Ю. Айхенвальд, написавший сразу две рецензии на «Машеньку» (Руль 1926. 31 марта. С. 2–3; Сегодня. 1926. 10 апреля. С. 8), напротив, последовательно отстаивал тезис о том, что содержание романа не исчерпывается реалистически жизнеподобным воспроизведением эмигрантского быта, что безрадостное эмигрантское настоящее, воссозданное автором, — «скорее призрак, тень и фантастика, чем реальность: оно менее действительно, нежели те далекие дореволюционные годы, когда герои жили в России, у себя дома, а не в берлинском пансионе, где свели их судьба и автор. Пансион этот, очень убедительно, и выразительно, и с юмором изображенный в тонах уныния и тоски, неуютное убежище русских эмигрантов, жертв „великого ожидания“, не производит впечатления подлинника, яви: как будто люди здесь снятся самим себе. И именно этот колорит сновидения отличает „Машеньку“, и это тем примечательнее, что Сирин искусно связал его с самой неоспоримой фактичностью, от которой больно, и жестко, и жутко» (Руль. 1926. 31 марта С. 2). Вполне резонно утверждая, что в этом произведении «бытовое не замкнуто в самом себе, собою не ограничено <…> оно продолжается вдаль и вглубь, оно, по Достоевскому, „касается мирам иным“» (Там же), Айхенвальд одним из первых среди интерпретаторов набоковского творчества затронул тему «потусторонности». Отмечая «внутренний лиризм» «Машеньки», «яркость лиц и сцен, жизненность диалога, красоту пейзажа, <…> чувство большого города <…> которым удивительно обладает <…> молодой писатель», критик обратил особое внимание на второй, символический план повествования, связанный с образом возлюбленной главного героя, Машеньки: «Машенька светится отблеском России, и потому вдвойне очарователен ее облик — и сам по себе, и своим отраженным светом, она пленяет как личность, она пленяет как символ, и не только она, но и самый роман, который окрещен ее ласковым именем» (Там же. С 3); «Над грустью и улыбкой, над искусно изображенным <…> маревом эмигрантского существования поднимается в дымке символа и в очертаниях реальности элегический образ России» (Сегодня. 1926. 10 апреля. С. 8).

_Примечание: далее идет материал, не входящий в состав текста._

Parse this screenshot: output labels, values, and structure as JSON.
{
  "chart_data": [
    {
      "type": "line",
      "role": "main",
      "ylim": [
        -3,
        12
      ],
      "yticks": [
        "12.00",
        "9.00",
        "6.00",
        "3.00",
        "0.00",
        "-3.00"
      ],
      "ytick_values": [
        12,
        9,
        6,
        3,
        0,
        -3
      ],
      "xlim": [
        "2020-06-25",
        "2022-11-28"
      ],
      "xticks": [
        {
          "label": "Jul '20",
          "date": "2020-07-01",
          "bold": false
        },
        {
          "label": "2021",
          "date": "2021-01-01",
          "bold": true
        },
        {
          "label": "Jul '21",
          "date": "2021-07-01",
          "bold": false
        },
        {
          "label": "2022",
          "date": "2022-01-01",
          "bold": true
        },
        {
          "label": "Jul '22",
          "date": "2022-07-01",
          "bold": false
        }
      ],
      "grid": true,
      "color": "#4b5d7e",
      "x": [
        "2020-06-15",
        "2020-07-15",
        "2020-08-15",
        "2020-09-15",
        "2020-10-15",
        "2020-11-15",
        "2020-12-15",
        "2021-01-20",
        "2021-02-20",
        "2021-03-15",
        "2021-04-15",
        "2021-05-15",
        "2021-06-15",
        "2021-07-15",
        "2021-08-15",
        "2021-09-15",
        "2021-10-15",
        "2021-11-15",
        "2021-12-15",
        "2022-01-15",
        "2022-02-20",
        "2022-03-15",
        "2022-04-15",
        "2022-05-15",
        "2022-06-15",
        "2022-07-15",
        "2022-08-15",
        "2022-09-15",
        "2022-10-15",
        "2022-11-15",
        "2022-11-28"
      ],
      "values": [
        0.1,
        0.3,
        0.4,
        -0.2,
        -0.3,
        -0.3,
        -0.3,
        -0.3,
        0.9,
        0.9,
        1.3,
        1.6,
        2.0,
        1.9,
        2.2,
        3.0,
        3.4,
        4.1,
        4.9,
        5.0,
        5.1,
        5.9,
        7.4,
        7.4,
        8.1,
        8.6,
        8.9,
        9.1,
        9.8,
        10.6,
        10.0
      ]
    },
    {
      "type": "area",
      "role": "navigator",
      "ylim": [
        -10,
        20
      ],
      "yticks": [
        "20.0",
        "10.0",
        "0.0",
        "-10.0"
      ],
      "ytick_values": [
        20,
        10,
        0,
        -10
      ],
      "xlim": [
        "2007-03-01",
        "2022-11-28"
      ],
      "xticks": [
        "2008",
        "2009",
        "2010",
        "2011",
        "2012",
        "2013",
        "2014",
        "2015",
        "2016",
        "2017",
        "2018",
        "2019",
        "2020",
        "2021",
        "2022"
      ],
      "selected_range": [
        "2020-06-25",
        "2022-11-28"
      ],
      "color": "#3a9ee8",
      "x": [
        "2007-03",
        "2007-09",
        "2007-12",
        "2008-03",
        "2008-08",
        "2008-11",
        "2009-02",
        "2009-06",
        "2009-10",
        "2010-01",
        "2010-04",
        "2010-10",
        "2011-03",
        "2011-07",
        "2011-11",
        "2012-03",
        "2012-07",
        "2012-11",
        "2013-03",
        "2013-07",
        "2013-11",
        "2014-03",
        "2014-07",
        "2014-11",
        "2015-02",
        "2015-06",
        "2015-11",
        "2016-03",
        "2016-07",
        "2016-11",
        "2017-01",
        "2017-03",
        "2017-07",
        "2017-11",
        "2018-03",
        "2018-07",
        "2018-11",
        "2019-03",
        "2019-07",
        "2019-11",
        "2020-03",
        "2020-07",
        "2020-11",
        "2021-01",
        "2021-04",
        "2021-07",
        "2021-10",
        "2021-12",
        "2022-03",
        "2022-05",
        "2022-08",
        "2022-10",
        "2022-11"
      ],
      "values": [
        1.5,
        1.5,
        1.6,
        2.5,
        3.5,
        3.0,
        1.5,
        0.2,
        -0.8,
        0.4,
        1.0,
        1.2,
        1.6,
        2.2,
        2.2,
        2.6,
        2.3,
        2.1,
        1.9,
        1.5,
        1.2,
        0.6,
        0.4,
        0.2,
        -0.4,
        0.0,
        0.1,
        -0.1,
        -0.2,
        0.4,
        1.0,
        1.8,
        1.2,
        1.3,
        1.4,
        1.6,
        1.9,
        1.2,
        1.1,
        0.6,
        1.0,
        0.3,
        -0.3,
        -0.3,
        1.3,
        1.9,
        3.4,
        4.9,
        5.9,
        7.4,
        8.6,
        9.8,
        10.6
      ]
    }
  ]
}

На символичность образа Машеньки и его связь с образом утраченной родины указывали и другие рецензенты А. С. Изгоев <см.>, А Савельев (Руль. 1926. 29 апреля. С. 3), Г Струве: «Легкая символика образа Машеньки, сливающегося иногда с образом утраченной и обретенной России, чуть-чуть, без всякой аллегорической грубости намеченная автором, ничуть не портит роман, а, наоборот, углубляя его, придает ему значительность» (Возрождение. 1926. 1 апреля С. 3)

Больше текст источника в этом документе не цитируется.